Some forecast a plummet in price immediately, others played it safe.

But since that time one investor has had the same mentality throughout, Marc Faber.

The publisher of the Gloom, Boom and Doom report says that investors should be selling stocks and gradually stocking up on gold.

As he's said all along: in the long term, you can't go wrong with gold. Stocks will be on the decline while gold rises down the road.

But as for now, everyone does not need to panic or rush to the precious metal immediately.

He believes gold will see some corrections and stocks will even have some nice buying opportunities in the near future.

But like most commodities, you play the long ball instead of the short game. Buying gold for your portfolio is (and should always be) a long term venture.

Stocks have posted a “huge bull run” since 2009, the famed investor says. “I think the [stock] market is very overbought.”

In Faber's most recent newsletter he wrote, “Where investors were overly negative last year, they are now overly optimistic about the prospects for the U.S. economy.”

Since the record high in gold price hit in August at 1,889.70, prices have slowly dipped, especially over the past few months. Investors looking to cash in on the gold market could jump in now and wait out the prices. Faber points out that gold is not in a bear market but rather, is “still in a correction phase.”

“Individual investors should gradually accumulate gold,” Faber explains to Yahoo! Finance. “Hold some cash, hold some precious metals, hold some equities, and hold some real estate. If one asset class or the other declines substantially move money into that asset class.”

It sounds much easier said than done.
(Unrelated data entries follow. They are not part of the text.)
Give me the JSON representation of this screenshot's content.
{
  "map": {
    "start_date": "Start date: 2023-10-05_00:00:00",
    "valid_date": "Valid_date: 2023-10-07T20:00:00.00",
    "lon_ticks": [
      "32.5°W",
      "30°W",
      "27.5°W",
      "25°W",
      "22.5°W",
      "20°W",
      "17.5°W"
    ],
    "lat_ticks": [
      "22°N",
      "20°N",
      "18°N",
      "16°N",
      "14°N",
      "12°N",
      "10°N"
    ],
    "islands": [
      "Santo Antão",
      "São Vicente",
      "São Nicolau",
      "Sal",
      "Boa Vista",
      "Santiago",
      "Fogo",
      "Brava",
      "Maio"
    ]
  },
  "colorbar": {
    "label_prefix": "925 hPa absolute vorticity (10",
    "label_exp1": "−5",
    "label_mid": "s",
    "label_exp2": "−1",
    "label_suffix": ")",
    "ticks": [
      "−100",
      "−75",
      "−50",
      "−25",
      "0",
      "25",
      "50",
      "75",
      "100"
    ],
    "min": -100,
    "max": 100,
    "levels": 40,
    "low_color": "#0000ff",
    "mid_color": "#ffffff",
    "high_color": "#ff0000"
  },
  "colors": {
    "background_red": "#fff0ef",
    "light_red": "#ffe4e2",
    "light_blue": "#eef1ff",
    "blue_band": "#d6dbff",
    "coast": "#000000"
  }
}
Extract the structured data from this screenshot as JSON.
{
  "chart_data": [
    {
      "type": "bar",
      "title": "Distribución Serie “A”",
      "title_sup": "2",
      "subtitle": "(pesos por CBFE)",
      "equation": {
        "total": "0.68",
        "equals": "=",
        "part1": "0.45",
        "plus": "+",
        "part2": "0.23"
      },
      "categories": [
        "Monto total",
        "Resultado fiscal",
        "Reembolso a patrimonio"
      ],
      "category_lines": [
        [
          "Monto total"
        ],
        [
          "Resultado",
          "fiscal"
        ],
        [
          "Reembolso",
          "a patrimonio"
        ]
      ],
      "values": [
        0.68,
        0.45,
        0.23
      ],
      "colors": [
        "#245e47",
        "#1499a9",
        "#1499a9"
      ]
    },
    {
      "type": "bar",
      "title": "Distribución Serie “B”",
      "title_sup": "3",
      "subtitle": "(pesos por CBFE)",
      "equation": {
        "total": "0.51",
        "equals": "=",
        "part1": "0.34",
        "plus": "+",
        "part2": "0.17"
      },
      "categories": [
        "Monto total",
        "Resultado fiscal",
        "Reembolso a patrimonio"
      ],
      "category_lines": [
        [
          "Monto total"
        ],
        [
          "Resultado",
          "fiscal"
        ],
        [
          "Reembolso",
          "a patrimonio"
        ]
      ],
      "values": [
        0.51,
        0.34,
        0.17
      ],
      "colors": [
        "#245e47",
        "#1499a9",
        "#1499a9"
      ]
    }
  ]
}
But with the recent spike in gold prices coming off of the U.S. government's poor March jobs report, the correction phase looks to be the time to get on board.
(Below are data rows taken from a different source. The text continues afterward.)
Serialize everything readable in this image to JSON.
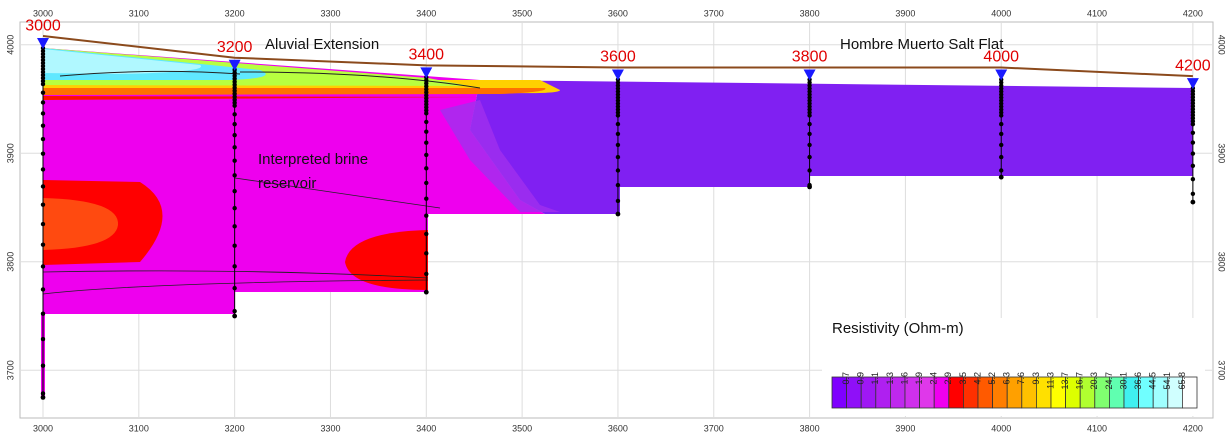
{
  "chart_data": {
    "type": "section",
    "xlim": [
      2976,
      4221
    ],
    "ylim": [
      3656,
      4021
    ],
    "xticks": [
      3000,
      3100,
      3200,
      3300,
      3400,
      3500,
      3600,
      3700,
      3800,
      3900,
      4000,
      4100,
      4200
    ],
    "yticks": [
      3700,
      3800,
      3900,
      4000
    ],
    "grid": true,
    "stations": [
      {
        "label": "3000",
        "x": 3000,
        "elevation": 3997,
        "bottom": 3675
      },
      {
        "label": "3200",
        "x": 3200,
        "elevation": 3977,
        "bottom": 3750
      },
      {
        "label": "3400",
        "x": 3400,
        "elevation": 3970,
        "bottom": 3772
      },
      {
        "label": "3600",
        "x": 3600,
        "elevation": 3968,
        "bottom": 3844
      },
      {
        "label": "3800",
        "x": 3800,
        "elevation": 3968,
        "bottom": 3869
      },
      {
        "label": "4000",
        "x": 4000,
        "elevation": 3968,
        "bottom": 3878
      },
      {
        "label": "4200",
        "x": 4200,
        "elevation": 3960,
        "bottom": 3855
      }
    ],
    "annotations": {
      "alluvial": "Aluvial Extension",
      "salt_flat": "Hombre Muerto Salt Flat",
      "reservoir": [
        "Interpreted brine",
        "reservoir"
      ]
    },
    "colorbar": {
      "title": "Resistivity (Ohm-m)",
      "labels": [
        0.7,
        0.9,
        1.1,
        1.3,
        1.6,
        1.9,
        2.4,
        2.9,
        3.5,
        4.2,
        5.2,
        6.3,
        7.6,
        9.3,
        11.3,
        13.7,
        16.7,
        20.3,
        24.7,
        30.1,
        36.6,
        44.5,
        54.1,
        65.8
      ],
      "colors": [
        "#7f00ff",
        "#8f10f8",
        "#9f18f4",
        "#af20f0",
        "#bf28ee",
        "#cf30ec",
        "#df38ea",
        "#ef00ef",
        "#ff0000",
        "#ff3000",
        "#ff5a00",
        "#ff7e00",
        "#ffa000",
        "#ffc000",
        "#ffe000",
        "#ffff00",
        "#ddff00",
        "#b0ff30",
        "#80ff70",
        "#60ffb0",
        "#40f0f0",
        "#70ffff",
        "#a0ffff",
        "#d0ffff",
        "#ffffff"
      ]
    }
  }
}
The March jobs report revealed the economy only added 120,000 jobs, a figure much below expectations. With concerns that the Fed will intervene with quantitative easing, global markets were scared into a frenzy.
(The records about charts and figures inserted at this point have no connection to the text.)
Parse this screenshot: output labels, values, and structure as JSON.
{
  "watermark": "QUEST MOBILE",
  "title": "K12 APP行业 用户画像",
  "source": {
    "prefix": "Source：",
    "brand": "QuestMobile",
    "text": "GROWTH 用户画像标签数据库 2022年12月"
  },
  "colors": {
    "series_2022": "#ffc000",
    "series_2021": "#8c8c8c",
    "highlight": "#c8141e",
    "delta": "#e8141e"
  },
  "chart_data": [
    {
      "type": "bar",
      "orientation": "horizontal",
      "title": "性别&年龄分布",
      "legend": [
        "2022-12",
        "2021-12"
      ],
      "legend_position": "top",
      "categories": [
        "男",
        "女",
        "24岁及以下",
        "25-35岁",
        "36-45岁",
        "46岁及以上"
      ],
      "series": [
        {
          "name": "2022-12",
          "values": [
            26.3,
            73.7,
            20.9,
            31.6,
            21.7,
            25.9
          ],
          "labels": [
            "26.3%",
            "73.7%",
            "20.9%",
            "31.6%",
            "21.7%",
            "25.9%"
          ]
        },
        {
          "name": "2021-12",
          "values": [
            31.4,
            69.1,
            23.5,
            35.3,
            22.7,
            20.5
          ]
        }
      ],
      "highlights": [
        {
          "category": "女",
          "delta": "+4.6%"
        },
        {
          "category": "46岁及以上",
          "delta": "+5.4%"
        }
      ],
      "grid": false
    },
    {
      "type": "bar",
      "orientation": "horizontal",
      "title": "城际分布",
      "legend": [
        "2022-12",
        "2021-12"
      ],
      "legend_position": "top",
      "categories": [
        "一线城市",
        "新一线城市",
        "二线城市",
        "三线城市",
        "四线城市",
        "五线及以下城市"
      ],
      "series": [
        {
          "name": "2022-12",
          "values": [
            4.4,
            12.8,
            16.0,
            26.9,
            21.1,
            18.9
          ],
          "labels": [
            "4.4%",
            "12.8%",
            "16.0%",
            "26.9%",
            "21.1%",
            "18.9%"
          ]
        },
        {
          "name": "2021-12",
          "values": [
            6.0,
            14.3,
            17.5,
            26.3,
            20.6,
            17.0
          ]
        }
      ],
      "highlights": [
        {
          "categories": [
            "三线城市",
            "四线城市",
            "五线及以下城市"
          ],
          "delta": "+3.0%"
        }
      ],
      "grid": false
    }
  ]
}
Many felt – and still feel – that if the Fed moves forward with quantitative easing that the gold prices will most definitely rise against the dropping price of the dollar. We have seen it before and it looks to happen again.

Even the big investment banks are still riding the precious metal train amid all of this uncertainty. In one Goldman Sachs' analyst's research note to Reuters, they explained, “We still prefer gold despite an extended period of profit taking in 4Q11 and renewed volatility in 1Q12.”

Don't let the price correction of gold impact your long term outlook on your investments. Follow Faber and Goldmans' lead and gradually add to your gold portfolio.